The actual throughput of the application delivery controller has little to do with the theoretical maximum bandwidth capacity of the Ethernet interface, which vendors provide. This number is highly dependent on the number and type of rules that the application delivery controller has to analyze, as it decides on how to deal with the packet. For example, if the application delivery controller has to make a load balancing decision based on layer 7 content, the additional latency associated with this process may have an impact on overall performance and total throughput. A quality application delivery controller will use optimal hardware architecture to allow it to sustain excellent layer 7 performance.

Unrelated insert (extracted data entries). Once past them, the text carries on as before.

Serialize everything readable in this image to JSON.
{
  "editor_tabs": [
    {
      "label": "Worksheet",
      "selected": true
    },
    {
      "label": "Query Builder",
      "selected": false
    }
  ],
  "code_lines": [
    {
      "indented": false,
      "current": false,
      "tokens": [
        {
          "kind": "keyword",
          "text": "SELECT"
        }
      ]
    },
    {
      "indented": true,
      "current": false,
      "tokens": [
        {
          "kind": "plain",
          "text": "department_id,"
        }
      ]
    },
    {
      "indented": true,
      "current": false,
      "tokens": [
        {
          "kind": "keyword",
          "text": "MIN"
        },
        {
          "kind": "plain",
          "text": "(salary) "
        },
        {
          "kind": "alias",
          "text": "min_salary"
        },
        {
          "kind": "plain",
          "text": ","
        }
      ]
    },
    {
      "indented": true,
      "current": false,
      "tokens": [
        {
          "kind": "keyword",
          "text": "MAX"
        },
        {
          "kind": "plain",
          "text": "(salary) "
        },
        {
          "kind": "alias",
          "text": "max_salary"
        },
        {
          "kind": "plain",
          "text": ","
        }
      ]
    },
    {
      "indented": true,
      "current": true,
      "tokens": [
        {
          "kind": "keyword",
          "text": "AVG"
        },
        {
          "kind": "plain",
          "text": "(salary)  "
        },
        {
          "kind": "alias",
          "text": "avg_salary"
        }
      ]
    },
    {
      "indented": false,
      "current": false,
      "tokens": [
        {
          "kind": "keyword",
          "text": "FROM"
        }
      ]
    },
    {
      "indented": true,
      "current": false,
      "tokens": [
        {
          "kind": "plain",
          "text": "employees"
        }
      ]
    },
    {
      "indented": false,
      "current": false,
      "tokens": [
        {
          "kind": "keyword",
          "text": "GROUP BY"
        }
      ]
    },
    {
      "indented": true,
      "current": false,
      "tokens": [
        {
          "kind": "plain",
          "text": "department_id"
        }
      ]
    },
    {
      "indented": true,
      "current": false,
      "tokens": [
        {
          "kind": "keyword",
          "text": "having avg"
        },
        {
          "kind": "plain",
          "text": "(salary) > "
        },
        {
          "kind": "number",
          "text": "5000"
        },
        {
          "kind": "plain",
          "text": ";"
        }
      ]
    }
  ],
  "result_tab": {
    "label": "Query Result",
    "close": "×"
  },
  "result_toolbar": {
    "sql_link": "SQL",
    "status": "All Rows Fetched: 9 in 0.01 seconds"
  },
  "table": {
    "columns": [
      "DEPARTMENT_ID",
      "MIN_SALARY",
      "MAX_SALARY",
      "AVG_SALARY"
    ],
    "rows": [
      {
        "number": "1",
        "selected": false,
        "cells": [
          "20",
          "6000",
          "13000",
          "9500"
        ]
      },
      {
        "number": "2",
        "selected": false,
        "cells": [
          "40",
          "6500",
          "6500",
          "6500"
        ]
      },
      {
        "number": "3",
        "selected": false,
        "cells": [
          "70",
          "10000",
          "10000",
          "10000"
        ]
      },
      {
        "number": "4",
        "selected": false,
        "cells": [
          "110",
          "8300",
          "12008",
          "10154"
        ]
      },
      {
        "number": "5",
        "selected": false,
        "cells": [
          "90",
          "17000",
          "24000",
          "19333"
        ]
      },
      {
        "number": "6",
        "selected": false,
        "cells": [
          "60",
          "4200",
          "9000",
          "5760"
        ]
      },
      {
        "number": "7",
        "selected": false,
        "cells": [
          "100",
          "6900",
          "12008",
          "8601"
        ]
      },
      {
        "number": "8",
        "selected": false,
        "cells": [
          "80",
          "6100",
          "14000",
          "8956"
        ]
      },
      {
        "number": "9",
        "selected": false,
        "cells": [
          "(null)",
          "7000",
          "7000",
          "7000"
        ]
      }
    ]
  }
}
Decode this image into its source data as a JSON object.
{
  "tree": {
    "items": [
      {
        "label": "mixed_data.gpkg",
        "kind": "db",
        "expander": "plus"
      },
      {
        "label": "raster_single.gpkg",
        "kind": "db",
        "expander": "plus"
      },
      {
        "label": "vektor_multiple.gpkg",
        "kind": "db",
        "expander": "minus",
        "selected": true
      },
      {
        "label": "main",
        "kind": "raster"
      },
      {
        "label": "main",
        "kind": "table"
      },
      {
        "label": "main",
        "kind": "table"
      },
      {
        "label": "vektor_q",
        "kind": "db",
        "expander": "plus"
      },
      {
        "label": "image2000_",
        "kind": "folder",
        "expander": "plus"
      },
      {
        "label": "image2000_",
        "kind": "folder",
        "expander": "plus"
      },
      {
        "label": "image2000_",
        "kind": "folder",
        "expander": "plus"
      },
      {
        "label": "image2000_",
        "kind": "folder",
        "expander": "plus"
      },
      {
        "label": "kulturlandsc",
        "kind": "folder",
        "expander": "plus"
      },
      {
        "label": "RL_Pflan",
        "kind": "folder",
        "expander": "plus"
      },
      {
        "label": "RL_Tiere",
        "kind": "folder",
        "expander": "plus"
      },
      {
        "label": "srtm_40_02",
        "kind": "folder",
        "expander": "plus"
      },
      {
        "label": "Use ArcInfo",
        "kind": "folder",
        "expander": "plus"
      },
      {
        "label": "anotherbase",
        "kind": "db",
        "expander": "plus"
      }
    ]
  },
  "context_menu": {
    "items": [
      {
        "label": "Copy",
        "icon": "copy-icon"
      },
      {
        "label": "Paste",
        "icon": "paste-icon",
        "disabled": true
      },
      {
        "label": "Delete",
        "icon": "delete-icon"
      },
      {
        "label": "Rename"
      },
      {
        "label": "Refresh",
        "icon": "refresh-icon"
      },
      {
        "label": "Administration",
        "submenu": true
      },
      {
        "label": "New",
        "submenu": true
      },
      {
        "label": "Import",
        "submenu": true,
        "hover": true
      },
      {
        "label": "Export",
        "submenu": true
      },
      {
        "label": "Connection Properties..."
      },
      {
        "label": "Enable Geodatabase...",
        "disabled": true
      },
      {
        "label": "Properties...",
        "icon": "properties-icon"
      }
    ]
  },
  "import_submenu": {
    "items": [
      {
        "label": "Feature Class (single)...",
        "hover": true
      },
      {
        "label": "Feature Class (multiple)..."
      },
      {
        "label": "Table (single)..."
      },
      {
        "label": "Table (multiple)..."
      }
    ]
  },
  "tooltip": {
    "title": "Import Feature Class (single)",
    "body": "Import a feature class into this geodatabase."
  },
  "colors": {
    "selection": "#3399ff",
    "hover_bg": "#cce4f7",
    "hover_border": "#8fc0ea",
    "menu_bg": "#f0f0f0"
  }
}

Application High-Availability
Whether an organization is an e-commerce site relying on web applications for revenue, or a services organization relying on the information delivery provided through web applications, constant and continuous availability is a major concern. Application delivery controllers can ensure that applications are consistently and reliably accessible, and can ensure users/customers are never adversely affected by system, application, site failures or scheduled maintenance.
Since all inbound traffic must pass through the application delivery controller, should it fail, the server farm and the entire site will not be accessible. To address this, most vendors support redundant configurations. Usually, a standby (or redundant) configuration is supported -- sometimes referred to as HA (High-Availability). Most sites utilize at least one HA pair, as it would be risky to deploy multiple web servers for redundancy and scalability, only to lose the entire site due to a hardware failure.
In addition, many application delivery controllers use advanced health checking capabilities so they can recognize when a resource is unavailable or under-performing, and direct traffic to another resource. In this way all of an organization’s applications can achieve mission-critical availability while ultimately reducing operational costs and complexity.
Summary
For most organizations today, applications represent the lifeblood of their business. These organizations are increasingly realizing the imperative need to ensure that their applications are always secure, fast, and available. However, acquiring more devices, more complexity, and more single-capability solutions is not the answer. Optimizing the delivery of applications between end users and diverse datacenter equipment and multi-platform servers is the answer to ensure the performance, scalability, and reliability today’s business-critical websites require. The best application delivery controllers today are setting a new standard for optimizing the delivery of applications, improving site and application security, reducing management headaches, and providing faster access to applications and content within a single, cohesive, easy-to-manage platform.